Roanoke Times Copyright (c) 1995, Landmark Communications, Inc. DATE: FRIDAY, February 24, 1995 TAG: 9502240076 SECTION: VIRGINIA PAGE: B-1 EDITION: METRO SOURCE: TODD JACKSON STAFF WRITER DATELINE: COLLINSVILLE LENGTH: Medium
Sitting beside the fried chicken and glazed doughnuts was a big, blue plastic jar full of money - $1s, $10s, $20s, $50s and $100s.
And standing beside the jar in the front office of the Cable 6 studios was its main recipient - Bill Wyatt, a television personality with the Henry County station.
Wyatt had a smile on his face, as well he should have.
Viewers responded to a station telethon for Wyatt and his 80-year-old retired father, Dan, by contributing more than $19,000 in cash and checks as of 5 p.m. Thursday, according to a Cable 6 count.
The goal for the telethon - which started at 4 p.m. Wednesday and was continuing into Thursday evening - is $31,000, the amount Wyatt was loaned by a Martinsville bank three years ago.
Dan Wyatt co-signed the loan, which Bill Wyatt used to buy stock in the Southern Broadcasting Corp.
Southern Broadcasting is the holding company of the television station Bill Wyatt founded and used to work for, Martinsville's Channel 57 - which just happens to be Cable 6's main competitor in Henry County.
Wyatt claims that Southern Broadcasting's board of directors is strangling his efforts to sell the stock and pay off the loan, which the bank now is calling in.
He said he and his father will be destroyed financially without help.
Southern Broadcasting's attorney, Wayland Hundley, said Wyatt's portrayal of the stock issue "has nothing to do with reality."
He said Wyatt was offered a settlement but wouldn't take it.
But the controversy over the loan and the stock isn't nearly as interesting as the results of the telethon.
Thursday morning there was a line of people out the door waiting to make a contribution to the cause. Wyatt's 11-year-old son, Danny, took the day off from school to do his part; he interviewed the contributors on the air as they filed out the door.
"There's plenty of people out here in the parking lot that are giving us money," Danny chirped. "They're saying they want Southern Broadcasting to fall to its knees."
Henry Countian Jackie Reynolds, who has been off work due to an injury for several months, showed up to contribute a $25 check.
"If I was done like Channel 57 did [Bill Wyatt], then I'd want the help, too," he said.
Reynolds, like a majority of the people who came to give money to the "Help Bill Fund," is a blue-collar worker over 50.
Another was Garfield Handy of Ridgeway, who gave a $20 check to Cable 6 on Wednesday, but showed up again Thursday to contribute a $100 check from his 79-year-old sister, who wasn't able to make the trip herself.
"Bill needs help," he said.
The donations came in nonmonetary forms as well. People brought fried chicken, macaroni and cheese, doughnuts and cinnamon rolls.
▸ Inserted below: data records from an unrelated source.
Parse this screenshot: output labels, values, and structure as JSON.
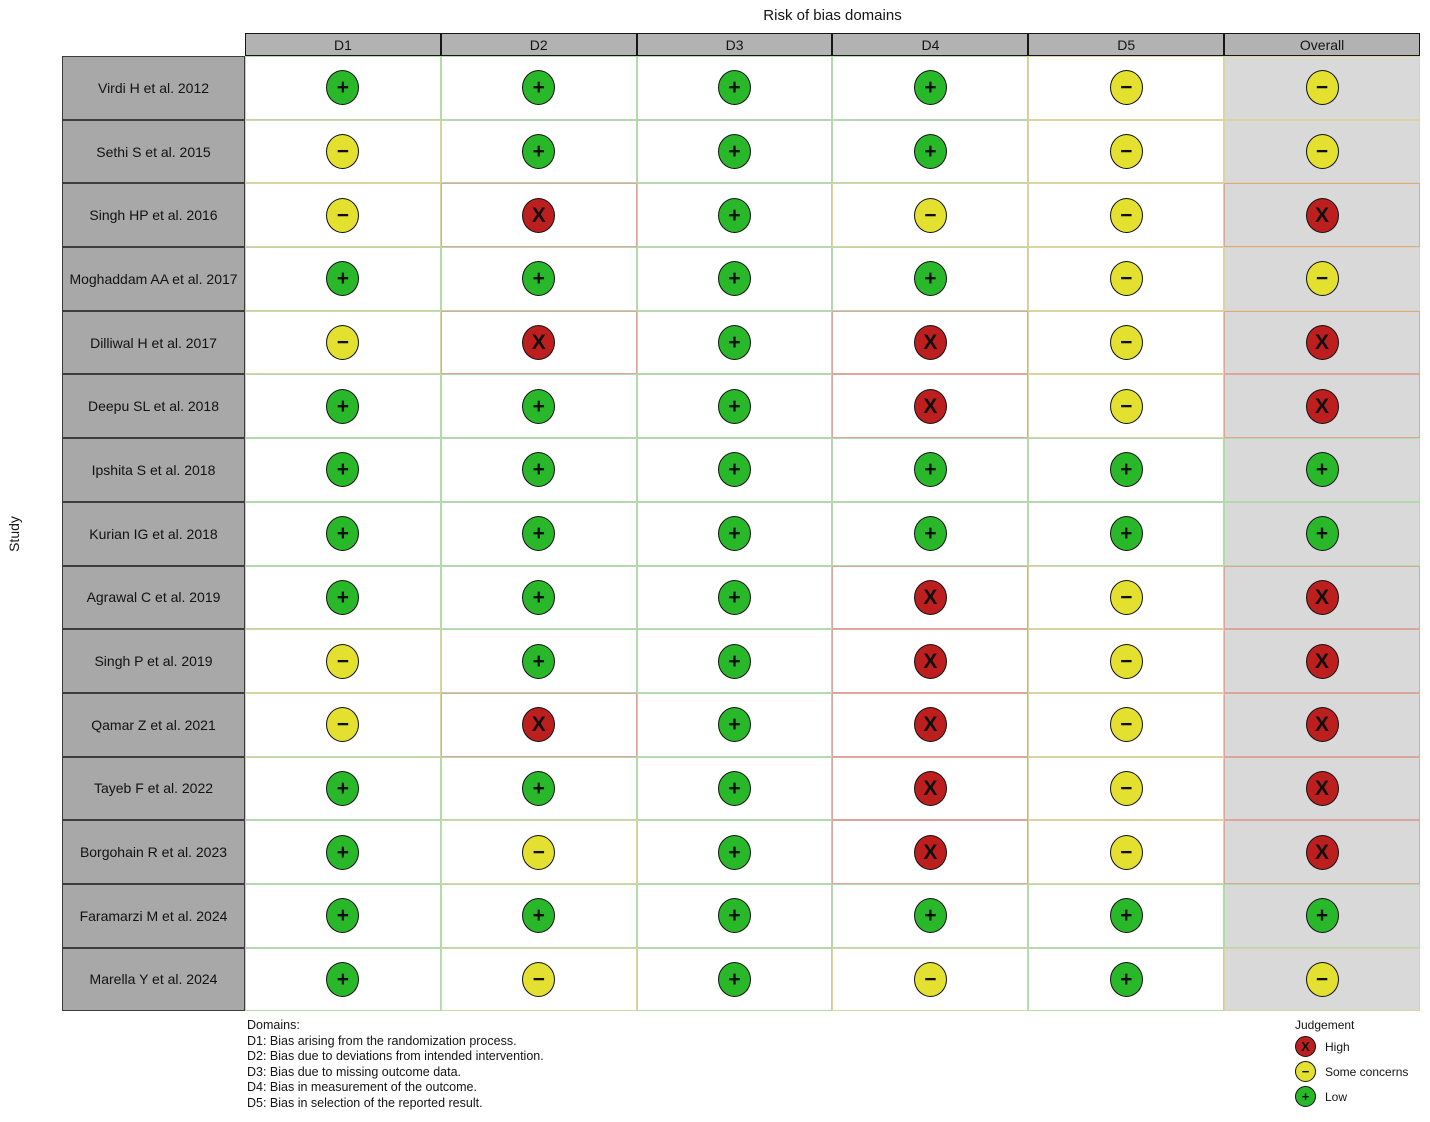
{
  "figure": {
    "title": "Risk of bias domains",
    "y_axis_label": "Study"
  },
  "table": {
    "columns": [
      "D1",
      "D2",
      "D3",
      "D4",
      "D5",
      "Overall"
    ],
    "rows": [
      {
        "study": "Virdi H et al. 2012",
        "judgements": [
          "low",
          "low",
          "low",
          "low",
          "some",
          "some"
        ]
      },
      {
        "study": "Sethi S et al. 2015",
        "judgements": [
          "some",
          "low",
          "low",
          "low",
          "some",
          "some"
        ]
      },
      {
        "study": "Singh HP et al. 2016",
        "judgements": [
          "some",
          "high",
          "low",
          "some",
          "some",
          "high"
        ]
      },
      {
        "study": "Moghaddam AA et al. 2017",
        "judgements": [
          "low",
          "low",
          "low",
          "low",
          "some",
          "some"
        ]
      },
      {
        "study": "Dilliwal H et al. 2017",
        "judgements": [
          "some",
          "high",
          "low",
          "high",
          "some",
          "high"
        ]
      },
      {
        "study": "Deepu SL et al. 2018",
        "judgements": [
          "low",
          "low",
          "low",
          "high",
          "some",
          "high"
        ]
      },
      {
        "study": "Ipshita S et al. 2018",
        "judgements": [
          "low",
          "low",
          "low",
          "low",
          "low",
          "low"
        ]
      },
      {
        "study": "Kurian IG et al. 2018",
        "judgements": [
          "low",
          "low",
          "low",
          "low",
          "low",
          "low"
        ]
      },
      {
        "study": "Agrawal C et al. 2019",
        "judgements": [
          "low",
          "low",
          "low",
          "high",
          "some",
          "high"
        ]
      },
      {
        "study": "Singh P et al. 2019",
        "judgements": [
          "some",
          "low",
          "low",
          "high",
          "some",
          "high"
        ]
      },
      {
        "study": "Qamar Z et al. 2021",
        "judgements": [
          "some",
          "high",
          "low",
          "high",
          "some",
          "high"
        ]
      },
      {
        "study": "Tayeb F et al. 2022",
        "judgements": [
          "low",
          "low",
          "low",
          "high",
          "some",
          "high"
        ]
      },
      {
        "study": "Borgohain R et al. 2023",
        "judgements": [
          "low",
          "some",
          "low",
          "high",
          "some",
          "high"
        ]
      },
      {
        "study": "Faramarzi M et al. 2024",
        "judgements": [
          "low",
          "low",
          "low",
          "low",
          "low",
          "low"
        ]
      },
      {
        "study": "Marella Y et al. 2024",
        "judgements": [
          "low",
          "some",
          "low",
          "some",
          "low",
          "some"
        ]
      }
    ]
  },
  "judgement_style": {
    "low": {
      "label": "Low",
      "symbol": "+",
      "color": "#29b829",
      "cell_border": "#b5d9ae"
    },
    "some": {
      "label": "Some concerns",
      "symbol": "−",
      "color": "#e3e02f",
      "cell_border": "#d9d4a0"
    },
    "high": {
      "label": "High",
      "symbol": "X",
      "color": "#bd1e1e",
      "cell_border": "#d9a79e"
    }
  },
  "domains_legend": {
    "heading": "Domains:",
    "items": [
      "D1: Bias arising from the randomization process.",
      "D2: Bias due to deviations from intended intervention.",
      "D3: Bias due to missing outcome data.",
      "D4: Bias in measurement of the outcome.",
      "D5: Bias in selection of the reported result."
    ]
  },
  "judgement_legend": {
    "heading": "Judgement",
    "items": [
      {
        "key": "high",
        "label": "High"
      },
      {
        "key": "some",
        "label": "Some concerns"
      },
      {
        "key": "low",
        "label": "Low"
      }
    ]
  },
  "colors": {
    "header_bg": "#b2b2b2",
    "study_cell_bg": "#a8a8a8",
    "overall_column_bg": "#d9d9d9",
    "background": "#ffffff"
  },
  "chart_data": {
    "type": "heatmap",
    "title": "Risk of bias domains",
    "ylabel": "Study",
    "x_categories": [
      "D1",
      "D2",
      "D3",
      "D4",
      "D5",
      "Overall"
    ],
    "y_categories": [
      "Virdi H et al. 2012",
      "Sethi S et al. 2015",
      "Singh HP et al. 2016",
      "Moghaddam AA et al. 2017",
      "Dilliwal H et al. 2017",
      "Deepu SL et al. 2018",
      "Ipshita S et al. 2018",
      "Kurian IG et al. 2018",
      "Agrawal C et al. 2019",
      "Singh P et al. 2019",
      "Qamar Z et al. 2021",
      "Tayeb F et al. 2022",
      "Borgohain R et al. 2023",
      "Faramarzi M et al. 2024",
      "Marella Y et al. 2024"
    ],
    "values": [
      [
        "low",
        "low",
        "low",
        "low",
        "some",
        "some"
      ],
      [
        "some",
        "low",
        "low",
        "low",
        "some",
        "some"
      ],
      [
        "some",
        "high",
        "low",
        "some",
        "some",
        "high"
      ],
      [
        "low",
        "low",
        "low",
        "low",
        "some",
        "some"
      ],
      [
        "some",
        "high",
        "low",
        "high",
        "some",
        "high"
      ],
      [
        "low",
        "low",
        "low",
        "high",
        "some",
        "high"
      ],
      [
        "low",
        "low",
        "low",
        "low",
        "low",
        "low"
      ],
      [
        "low",
        "low",
        "low",
        "low",
        "low",
        "low"
      ],
      [
        "low",
        "low",
        "low",
        "high",
        "some",
        "high"
      ],
      [
        "some",
        "low",
        "low",
        "high",
        "some",
        "high"
      ],
      [
        "some",
        "high",
        "low",
        "high",
        "some",
        "high"
      ],
      [
        "low",
        "low",
        "low",
        "high",
        "some",
        "high"
      ],
      [
        "low",
        "some",
        "low",
        "high",
        "some",
        "high"
      ],
      [
        "low",
        "low",
        "low",
        "low",
        "low",
        "low"
      ],
      [
        "low",
        "some",
        "low",
        "some",
        "low",
        "some"
      ]
    ],
    "value_labels": {
      "low": "Low",
      "some": "Some concerns",
      "high": "High"
    },
    "legend_entries": [
      "High",
      "Some concerns",
      "Low"
    ],
    "legend_position": "bottom-right",
    "grid": true
  }
}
A craftsman brought a basket full of items to be sold on the air. He caught a cab to get to Cable 6.
"It's people against the establishment," said Cable 6 owner Charles Roark, who maintains that Channel 57 is operated by a handful of the most powerful people in Henry County.
Not all in Henry County, however, are gung-ho about the Cable 6 cause.
"I like to refer to [Cable 6] followers as a cult," said Larry Crotty of Collinsville, "because that's what they remind me of." Hundley, Channel 57's attorney, said, "I think, for the most part, people feel sorry for the people at Cable 6 because they're - how should I say this - taking the road less traveled."
But road less traveled or not, Cable 6 fans think enough to chip in when they believe their heroes are down.
One Martinsville couple contributed $1,000 to the "Help Bill Fund."
Bill Wyatt himself said the generosity of his viewers is "a little hard to believe."
Wyatt's name recognition in Henry County skyrocketed when the national media grabbed a story that Cable 6 broke: Wyatt's affair with a co-worker when he worked at Channel 57, and the shenanigans that followed. Wyatt soon was hired by Cable 6, where he is a reporter and news anchorman.
So yes, Wyatt is now reaping the "benefits" of working for the television station that threw his personal life in front of the nation.
Cable 6 - known for its aggressive and, at times, outrageous approach to the news - is now well-known outside its market.
Wat Hopkins, a professor who teaches media law and ethics at Virginia Tech, had this to say Thursday about the station's antics:
"It certainly doesn't add credibility to television. It's more like what you would see on a bad soap opera."